Q: Are pilots screened for mental health?
A: Yes. Before an airline hires a pilot, the pilot has to undergo rigorous psychological tests to prove he/she does not have any mental health concerns. Airlines will also interview a potential candidate by asking screening questions to make sure that he or she is a conservative person that takes little or no risks in life.
Q: What happens if the pilot experiences a medical emergency during my flight?
A: In the event that the pilot was unable to operate the aircraft due to a medical situation, the co-pilot would take over in flying the plane. Pilots are required to undergo a medical evaluation every 6-12 months depending on their age. All pilots must have a medical certificate provided by a certified FAA medical examiner in order to fly a commercial jet. Their medical certificate needs to be renewed each year if the pilot is under the age of 40 or every six months if the pilot is 40 years or older.
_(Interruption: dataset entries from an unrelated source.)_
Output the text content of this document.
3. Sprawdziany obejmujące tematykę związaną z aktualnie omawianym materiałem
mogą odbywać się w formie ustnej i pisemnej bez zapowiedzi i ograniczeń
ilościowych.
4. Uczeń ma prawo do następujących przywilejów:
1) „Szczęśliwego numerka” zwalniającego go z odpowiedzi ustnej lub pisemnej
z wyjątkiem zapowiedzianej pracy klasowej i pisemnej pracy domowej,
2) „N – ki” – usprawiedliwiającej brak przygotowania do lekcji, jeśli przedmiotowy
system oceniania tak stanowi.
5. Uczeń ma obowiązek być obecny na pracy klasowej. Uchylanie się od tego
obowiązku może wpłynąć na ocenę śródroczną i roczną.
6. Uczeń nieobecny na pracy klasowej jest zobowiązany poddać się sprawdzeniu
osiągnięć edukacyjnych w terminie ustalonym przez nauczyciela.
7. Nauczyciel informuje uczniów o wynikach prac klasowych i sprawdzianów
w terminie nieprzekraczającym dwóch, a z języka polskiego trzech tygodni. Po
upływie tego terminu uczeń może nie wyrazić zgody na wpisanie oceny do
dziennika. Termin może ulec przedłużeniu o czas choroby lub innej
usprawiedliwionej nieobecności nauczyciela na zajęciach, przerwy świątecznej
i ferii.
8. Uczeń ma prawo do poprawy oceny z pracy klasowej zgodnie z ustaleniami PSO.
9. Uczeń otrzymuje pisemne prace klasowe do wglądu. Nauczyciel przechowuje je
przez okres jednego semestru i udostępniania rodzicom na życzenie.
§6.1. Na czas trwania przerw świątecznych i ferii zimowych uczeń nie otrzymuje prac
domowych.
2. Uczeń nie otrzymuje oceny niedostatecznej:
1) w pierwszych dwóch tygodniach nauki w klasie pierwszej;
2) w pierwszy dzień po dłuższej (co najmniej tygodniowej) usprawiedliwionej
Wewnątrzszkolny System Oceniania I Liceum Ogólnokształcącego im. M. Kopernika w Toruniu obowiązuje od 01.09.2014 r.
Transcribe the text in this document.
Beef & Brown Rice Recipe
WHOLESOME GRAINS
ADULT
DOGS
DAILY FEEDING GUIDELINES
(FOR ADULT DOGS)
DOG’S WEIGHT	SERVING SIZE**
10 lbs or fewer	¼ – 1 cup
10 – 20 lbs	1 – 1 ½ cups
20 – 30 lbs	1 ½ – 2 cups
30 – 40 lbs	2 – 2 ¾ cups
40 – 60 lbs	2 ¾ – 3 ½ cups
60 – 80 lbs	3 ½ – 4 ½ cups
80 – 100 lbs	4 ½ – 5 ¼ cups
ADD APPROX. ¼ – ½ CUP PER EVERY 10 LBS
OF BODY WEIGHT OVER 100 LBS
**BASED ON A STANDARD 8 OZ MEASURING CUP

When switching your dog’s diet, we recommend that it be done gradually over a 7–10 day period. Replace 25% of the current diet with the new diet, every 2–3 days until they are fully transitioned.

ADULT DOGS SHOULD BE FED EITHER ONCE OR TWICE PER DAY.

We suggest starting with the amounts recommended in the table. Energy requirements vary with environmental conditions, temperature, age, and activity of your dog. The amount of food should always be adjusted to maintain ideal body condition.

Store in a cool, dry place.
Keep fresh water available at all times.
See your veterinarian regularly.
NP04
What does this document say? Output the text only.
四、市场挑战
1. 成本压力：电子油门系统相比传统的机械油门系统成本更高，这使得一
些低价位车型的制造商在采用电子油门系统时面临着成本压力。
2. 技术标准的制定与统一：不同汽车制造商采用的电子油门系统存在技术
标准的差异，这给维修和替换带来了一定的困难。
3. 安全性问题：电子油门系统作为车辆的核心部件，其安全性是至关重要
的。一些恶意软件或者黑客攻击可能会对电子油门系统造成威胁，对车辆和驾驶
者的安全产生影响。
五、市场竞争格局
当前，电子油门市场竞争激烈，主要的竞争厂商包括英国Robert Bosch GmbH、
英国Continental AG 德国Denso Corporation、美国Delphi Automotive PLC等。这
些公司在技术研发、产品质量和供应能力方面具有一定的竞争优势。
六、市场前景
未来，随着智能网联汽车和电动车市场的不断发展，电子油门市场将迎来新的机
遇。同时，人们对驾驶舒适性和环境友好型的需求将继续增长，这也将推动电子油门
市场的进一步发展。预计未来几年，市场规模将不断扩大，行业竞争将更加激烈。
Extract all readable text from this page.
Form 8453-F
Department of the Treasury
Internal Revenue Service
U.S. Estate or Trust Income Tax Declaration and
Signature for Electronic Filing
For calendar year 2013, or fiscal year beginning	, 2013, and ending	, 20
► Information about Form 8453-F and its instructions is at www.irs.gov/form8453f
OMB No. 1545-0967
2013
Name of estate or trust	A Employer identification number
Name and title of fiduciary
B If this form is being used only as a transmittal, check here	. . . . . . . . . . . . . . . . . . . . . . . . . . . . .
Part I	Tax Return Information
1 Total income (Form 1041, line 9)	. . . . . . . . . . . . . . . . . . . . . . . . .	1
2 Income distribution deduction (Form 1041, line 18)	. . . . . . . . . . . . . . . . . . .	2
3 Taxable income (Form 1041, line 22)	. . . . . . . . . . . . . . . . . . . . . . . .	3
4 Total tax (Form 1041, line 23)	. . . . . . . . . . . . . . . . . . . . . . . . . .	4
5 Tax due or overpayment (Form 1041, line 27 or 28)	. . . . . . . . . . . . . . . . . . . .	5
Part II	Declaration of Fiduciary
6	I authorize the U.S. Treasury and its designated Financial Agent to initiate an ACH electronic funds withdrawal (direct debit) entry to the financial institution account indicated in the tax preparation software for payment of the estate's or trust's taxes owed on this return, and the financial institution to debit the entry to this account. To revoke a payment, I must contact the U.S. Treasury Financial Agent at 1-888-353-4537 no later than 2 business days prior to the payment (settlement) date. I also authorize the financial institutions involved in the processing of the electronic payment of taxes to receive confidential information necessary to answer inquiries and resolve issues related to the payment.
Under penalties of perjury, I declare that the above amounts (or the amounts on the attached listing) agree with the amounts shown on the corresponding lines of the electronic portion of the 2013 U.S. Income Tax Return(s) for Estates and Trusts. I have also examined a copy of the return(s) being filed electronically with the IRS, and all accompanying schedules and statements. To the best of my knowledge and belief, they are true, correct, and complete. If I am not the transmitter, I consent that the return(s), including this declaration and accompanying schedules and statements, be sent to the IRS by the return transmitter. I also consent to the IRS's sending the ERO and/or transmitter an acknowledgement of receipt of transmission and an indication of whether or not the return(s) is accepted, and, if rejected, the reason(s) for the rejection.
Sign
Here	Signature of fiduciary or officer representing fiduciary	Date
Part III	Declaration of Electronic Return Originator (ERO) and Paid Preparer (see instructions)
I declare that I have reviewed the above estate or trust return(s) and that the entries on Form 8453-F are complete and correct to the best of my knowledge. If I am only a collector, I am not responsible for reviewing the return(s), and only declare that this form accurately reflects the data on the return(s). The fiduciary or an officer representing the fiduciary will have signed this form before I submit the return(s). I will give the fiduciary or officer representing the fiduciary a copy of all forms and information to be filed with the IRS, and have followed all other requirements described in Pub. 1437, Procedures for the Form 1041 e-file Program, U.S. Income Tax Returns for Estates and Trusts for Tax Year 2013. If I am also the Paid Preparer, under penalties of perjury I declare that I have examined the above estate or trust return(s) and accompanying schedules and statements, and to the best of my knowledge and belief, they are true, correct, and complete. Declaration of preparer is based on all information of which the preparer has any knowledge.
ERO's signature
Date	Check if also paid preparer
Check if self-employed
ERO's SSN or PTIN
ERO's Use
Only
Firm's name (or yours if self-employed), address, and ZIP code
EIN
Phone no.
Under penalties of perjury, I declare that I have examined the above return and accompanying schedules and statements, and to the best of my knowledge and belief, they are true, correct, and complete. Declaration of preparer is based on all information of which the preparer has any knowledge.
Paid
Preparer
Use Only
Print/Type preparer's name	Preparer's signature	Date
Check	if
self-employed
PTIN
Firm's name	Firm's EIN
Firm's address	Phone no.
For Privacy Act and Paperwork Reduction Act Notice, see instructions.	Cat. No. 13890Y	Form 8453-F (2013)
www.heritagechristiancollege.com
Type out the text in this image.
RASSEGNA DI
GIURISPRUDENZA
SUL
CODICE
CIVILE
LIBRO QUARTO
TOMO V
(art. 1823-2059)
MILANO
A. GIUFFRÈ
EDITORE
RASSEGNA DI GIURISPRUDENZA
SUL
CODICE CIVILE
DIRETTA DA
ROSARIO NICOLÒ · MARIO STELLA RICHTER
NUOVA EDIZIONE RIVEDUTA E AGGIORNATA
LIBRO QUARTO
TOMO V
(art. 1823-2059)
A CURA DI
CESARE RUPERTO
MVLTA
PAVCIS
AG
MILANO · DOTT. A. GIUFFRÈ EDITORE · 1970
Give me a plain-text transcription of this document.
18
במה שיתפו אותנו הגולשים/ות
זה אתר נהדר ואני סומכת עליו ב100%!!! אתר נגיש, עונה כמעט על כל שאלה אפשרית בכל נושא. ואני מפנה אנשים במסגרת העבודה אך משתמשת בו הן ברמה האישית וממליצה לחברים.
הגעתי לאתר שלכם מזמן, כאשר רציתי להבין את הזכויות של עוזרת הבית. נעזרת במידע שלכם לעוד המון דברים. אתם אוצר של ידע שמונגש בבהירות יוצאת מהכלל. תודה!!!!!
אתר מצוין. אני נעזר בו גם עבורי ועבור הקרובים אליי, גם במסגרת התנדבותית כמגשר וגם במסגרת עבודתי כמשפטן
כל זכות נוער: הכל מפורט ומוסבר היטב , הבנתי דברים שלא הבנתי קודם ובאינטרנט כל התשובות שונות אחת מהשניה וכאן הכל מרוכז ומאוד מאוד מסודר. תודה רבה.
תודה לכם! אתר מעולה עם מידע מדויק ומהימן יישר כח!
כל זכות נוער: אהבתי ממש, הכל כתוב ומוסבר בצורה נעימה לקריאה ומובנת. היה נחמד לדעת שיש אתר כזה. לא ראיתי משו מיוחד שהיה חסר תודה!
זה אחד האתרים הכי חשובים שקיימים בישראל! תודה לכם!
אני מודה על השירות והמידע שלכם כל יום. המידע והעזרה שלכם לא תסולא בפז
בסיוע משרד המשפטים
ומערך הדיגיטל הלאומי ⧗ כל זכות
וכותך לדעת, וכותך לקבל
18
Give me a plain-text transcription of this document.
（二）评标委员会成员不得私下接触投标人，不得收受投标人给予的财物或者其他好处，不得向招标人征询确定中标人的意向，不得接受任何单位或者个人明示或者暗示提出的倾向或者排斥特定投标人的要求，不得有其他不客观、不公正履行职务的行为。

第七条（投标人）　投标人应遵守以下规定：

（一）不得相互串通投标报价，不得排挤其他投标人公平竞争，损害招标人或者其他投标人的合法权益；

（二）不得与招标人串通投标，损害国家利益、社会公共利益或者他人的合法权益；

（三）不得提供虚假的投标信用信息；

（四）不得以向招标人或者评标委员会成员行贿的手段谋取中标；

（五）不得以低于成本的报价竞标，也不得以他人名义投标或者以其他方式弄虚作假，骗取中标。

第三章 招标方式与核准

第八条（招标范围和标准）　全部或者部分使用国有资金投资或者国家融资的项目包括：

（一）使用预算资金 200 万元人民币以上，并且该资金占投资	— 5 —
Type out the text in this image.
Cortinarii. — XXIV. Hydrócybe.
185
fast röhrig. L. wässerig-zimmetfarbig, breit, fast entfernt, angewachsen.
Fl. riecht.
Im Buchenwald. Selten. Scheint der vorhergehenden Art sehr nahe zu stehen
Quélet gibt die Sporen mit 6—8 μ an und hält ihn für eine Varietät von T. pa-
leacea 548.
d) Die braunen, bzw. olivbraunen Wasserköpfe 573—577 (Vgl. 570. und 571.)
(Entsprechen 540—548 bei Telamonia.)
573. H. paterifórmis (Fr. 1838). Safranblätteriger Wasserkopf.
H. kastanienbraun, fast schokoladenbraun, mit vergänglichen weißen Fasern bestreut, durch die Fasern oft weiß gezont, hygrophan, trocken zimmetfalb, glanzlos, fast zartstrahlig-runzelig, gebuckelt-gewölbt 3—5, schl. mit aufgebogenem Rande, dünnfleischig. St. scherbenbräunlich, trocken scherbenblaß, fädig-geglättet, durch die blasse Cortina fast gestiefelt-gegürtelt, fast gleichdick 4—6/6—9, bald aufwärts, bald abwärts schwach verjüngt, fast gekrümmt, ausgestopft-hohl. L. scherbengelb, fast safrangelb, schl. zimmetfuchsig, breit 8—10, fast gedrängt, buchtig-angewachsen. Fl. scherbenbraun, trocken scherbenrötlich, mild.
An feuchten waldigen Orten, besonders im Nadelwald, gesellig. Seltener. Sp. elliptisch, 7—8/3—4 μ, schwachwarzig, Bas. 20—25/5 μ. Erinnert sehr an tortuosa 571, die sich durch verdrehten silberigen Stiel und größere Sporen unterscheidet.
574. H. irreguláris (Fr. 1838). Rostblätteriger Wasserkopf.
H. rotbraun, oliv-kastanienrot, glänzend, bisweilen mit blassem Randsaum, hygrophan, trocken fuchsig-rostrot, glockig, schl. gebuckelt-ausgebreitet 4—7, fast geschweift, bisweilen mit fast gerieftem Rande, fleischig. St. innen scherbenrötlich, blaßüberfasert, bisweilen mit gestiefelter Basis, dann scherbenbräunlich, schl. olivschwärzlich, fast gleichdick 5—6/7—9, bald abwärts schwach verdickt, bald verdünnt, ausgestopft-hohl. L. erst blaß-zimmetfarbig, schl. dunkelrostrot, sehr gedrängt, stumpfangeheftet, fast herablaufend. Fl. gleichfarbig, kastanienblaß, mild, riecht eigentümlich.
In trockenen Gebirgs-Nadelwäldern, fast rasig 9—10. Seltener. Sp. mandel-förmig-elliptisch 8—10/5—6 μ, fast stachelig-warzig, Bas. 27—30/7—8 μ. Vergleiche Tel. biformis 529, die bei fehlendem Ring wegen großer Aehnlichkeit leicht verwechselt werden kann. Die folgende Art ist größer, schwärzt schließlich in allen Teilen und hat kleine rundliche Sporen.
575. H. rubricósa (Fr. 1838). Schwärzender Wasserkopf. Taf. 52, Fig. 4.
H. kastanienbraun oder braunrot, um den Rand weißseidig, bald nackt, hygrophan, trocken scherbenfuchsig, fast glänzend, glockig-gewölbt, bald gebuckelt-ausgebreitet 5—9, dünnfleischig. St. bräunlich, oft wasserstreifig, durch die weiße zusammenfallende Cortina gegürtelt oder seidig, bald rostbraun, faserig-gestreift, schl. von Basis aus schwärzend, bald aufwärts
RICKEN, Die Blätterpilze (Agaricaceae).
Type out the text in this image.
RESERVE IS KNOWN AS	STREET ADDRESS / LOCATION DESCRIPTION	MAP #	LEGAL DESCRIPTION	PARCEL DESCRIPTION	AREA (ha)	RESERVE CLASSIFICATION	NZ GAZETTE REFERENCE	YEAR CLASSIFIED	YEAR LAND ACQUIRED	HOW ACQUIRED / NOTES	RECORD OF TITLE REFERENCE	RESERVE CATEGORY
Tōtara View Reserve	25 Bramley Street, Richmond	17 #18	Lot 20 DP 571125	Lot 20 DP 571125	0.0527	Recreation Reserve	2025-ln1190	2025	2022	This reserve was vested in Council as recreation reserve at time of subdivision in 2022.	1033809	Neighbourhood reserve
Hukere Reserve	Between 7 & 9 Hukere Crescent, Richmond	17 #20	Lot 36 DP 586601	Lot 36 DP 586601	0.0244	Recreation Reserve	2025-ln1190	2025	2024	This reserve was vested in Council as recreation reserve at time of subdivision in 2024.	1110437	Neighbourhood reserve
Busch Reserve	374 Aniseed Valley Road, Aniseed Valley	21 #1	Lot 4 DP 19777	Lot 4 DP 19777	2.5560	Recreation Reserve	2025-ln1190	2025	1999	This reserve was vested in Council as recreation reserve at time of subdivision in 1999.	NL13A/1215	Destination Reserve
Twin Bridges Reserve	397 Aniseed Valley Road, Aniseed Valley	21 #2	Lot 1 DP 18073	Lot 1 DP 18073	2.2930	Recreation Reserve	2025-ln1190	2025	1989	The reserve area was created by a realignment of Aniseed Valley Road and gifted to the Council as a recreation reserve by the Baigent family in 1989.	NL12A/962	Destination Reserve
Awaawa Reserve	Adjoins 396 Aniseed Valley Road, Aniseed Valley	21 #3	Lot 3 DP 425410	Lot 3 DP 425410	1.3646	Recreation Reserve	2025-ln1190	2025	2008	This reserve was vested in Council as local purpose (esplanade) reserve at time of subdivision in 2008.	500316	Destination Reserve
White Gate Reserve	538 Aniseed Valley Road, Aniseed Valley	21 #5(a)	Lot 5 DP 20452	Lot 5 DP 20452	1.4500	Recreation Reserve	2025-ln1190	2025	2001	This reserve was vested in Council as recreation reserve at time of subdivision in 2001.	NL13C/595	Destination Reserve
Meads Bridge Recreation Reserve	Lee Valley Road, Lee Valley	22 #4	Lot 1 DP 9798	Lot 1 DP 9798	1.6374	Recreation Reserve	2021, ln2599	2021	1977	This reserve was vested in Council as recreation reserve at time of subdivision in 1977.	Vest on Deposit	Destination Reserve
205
Q: How likely is a plane to crash?
A: If you have flight anxiety, then this should reassure you: The past decade has actually been the safest in commercial aviation history.
For a point of comparison, go back and take a look into history. In 1985 worldwide, 27 major aviation accidents killed almost 2,500 people. That included two of history's ten deadliest disasters happening within two months of each other! The 60s, 70s, and the 80s were an era filled with horrific crashes, bombings, airport attacks.
However, thankfully large-scale disasters have become a lot less frequent. If it seems like more planes are crashing, that perception is largely the result of the media. The fixation with even small mishaps is compounded by the influence of social media.